For the first time I was invited to be a reviewer of one of the international journal's article through Scopus by using EES, Elsevier's online submission and peer-review system.
What was exceptionally interesting in my studying – I've got acquainted with a futurism. This is something I'm excited about – a future anticipation. Now I understand more a spirit of Ray Kurzweil.
Then, plenty of other studies, including essentials of programming for Android, QT (the best available development platform IMHO), and participating to The 1st International UBI Summer School 2010 (Oulu, Finland):
http://www.ubioulu.fi/en/UBI-summer-school-2010
There was an excellent team of invited experts who kept speeches, tutorials and workshops. Thanks to you all, and particularly to you, Timo Ojala, and your team – for organising this school, and to you, Anind Dey – for your great input to our Real World Context-Aware Systems workshop and to me personally.
As for my teaching activities – I introduced to my students an updated program in both of my courses, Java Programming and Mobile and Embedded java Programming. Then, two of proposed self-study courses were accepted for the next year: Introduction to Semantic Web, and Intelligence on the Web.
By been on holydays, I've found a news on some changes in LJ user account management.
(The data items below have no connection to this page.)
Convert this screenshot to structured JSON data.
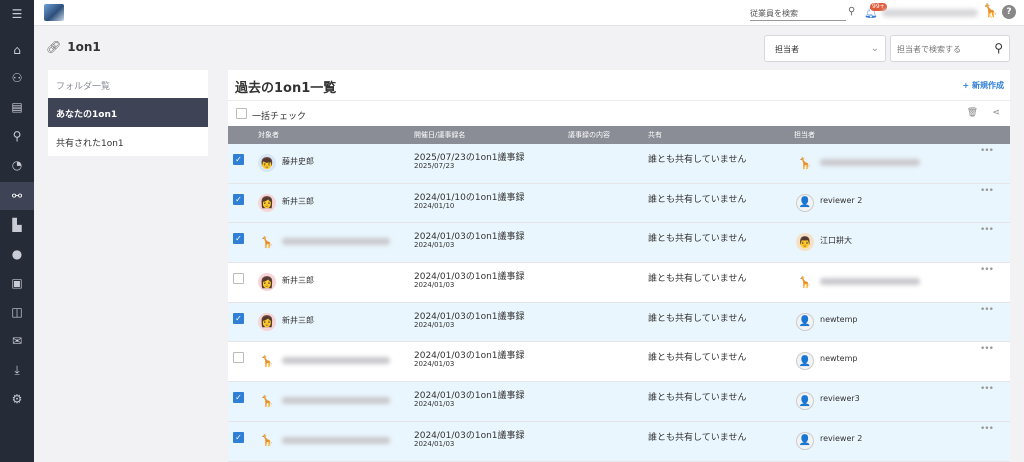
{
  "sidebar": {
    "icons": [
      "menu-icon",
      "home-icon",
      "org-chart-icon",
      "document-icon",
      "search-icon",
      "chat-icon",
      "link-icon",
      "chart-icon",
      "info-icon",
      "contacts-icon",
      "book-icon",
      "mail-icon",
      "download-icon",
      "user-settings-icon"
    ],
    "active_index": 6
  },
  "topbar": {
    "employee_search_placeholder": "従業員を検索",
    "notification_count": "99+",
    "help_label": "?"
  },
  "page": {
    "title": "1on1",
    "assignee_select_value": "担当者",
    "assignee_search_placeholder": "担当者で検索する"
  },
  "folders": {
    "heading": "フォルダ一覧",
    "items": [
      {
        "label": "あなたの1on1",
        "active": true
      },
      {
        "label": "共有された1on1",
        "active": false
      }
    ]
  },
  "main": {
    "title": "過去の1on1一覧",
    "new_button": "+ 新規作成",
    "bulk_check_label": "一括チェック",
    "columns": {
      "subject": "対象者",
      "date": "開催日/議事録名",
      "content": "議事録の内容",
      "shared": "共有",
      "assignee": "担当者"
    },
    "rows": [
      {
        "checked": true,
        "subject_avatar": "male",
        "subject": "藤井史郎",
        "title": "2025/07/23の1on1議事録",
        "date": "2025/07/23",
        "shared": "誰とも共有していません",
        "assignee_avatar": "giraffe",
        "assignee": ""
      },
      {
        "checked": true,
        "subject_avatar": "female",
        "subject": "新井三郎",
        "title": "2024/01/10の1on1議事録",
        "date": "2024/01/10",
        "shared": "誰とも共有していません",
        "assignee_avatar": "person",
        "assignee": "reviewer 2"
      },
      {
        "checked": true,
        "subject_avatar": "giraffe",
        "subject": "",
        "title": "2024/01/03の1on1議事録",
        "date": "2024/01/03",
        "shared": "誰とも共有していません",
        "assignee_avatar": "man",
        "assignee": "江口耕大"
      },
      {
        "checked": false,
        "subject_avatar": "female",
        "subject": "新井三郎",
        "title": "2024/01/03の1on1議事録",
        "date": "2024/01/03",
        "shared": "誰とも共有していません",
        "assignee_avatar": "giraffe",
        "assignee": ""
      },
      {
        "checked": true,
        "subject_avatar": "female",
        "subject": "新井三郎",
        "title": "2024/01/03の1on1議事録",
        "date": "2024/01/03",
        "shared": "誰とも共有していません",
        "assignee_avatar": "person",
        "assignee": "newtemp"
      },
      {
        "checked": false,
        "subject_avatar": "giraffe",
        "subject": "",
        "title": "2024/01/03の1on1議事録",
        "date": "2024/01/03",
        "shared": "誰とも共有していません",
        "assignee_avatar": "person",
        "assignee": "newtemp"
      },
      {
        "checked": true,
        "subject_avatar": "giraffe",
        "subject": "",
        "title": "2024/01/03の1on1議事録",
        "date": "2024/01/03",
        "shared": "誰とも共有していません",
        "assignee_avatar": "person",
        "assignee": "reviewer3"
      },
      {
        "checked": true,
        "subject_avatar": "giraffe",
        "subject": "",
        "title": "2024/01/03の1on1議事録",
        "date": "2024/01/03",
        "shared": "誰とも共有していません",
        "assignee_avatar": "person",
        "assignee": "reviewer 2"
      }
    ]
  },
  "colors": {
    "sidebar_bg": "#262b38",
    "accent": "#2f7fd6",
    "header_row": "#8a8d96",
    "selected_row": "#eaf6fd"
  }
}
That has forced me to log into my account there: http://sciagent.livejournal.com/
and make some posts. This all has happened exactly at the time I thought to (at small degree) return back to an online life.
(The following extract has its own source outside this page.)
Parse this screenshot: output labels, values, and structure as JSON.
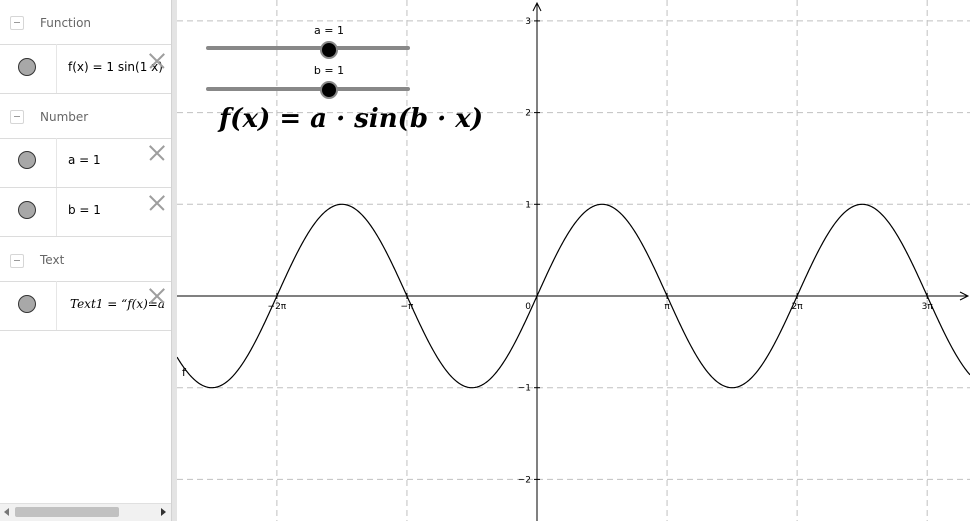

Since the second biggest group of LJ users is Russian-speaking (English-speaking is the largest, but I don't remember a source of that info), I decided to keep all my posts in Russian there.
Thus here I'll continue to post from time to time something in English. I have also an idea of a large project – to retrieve info from my email communications and publish publicly-allowed parts of it. Well, the same and the biggest constraint I have – time – may restrict my performance in such the project.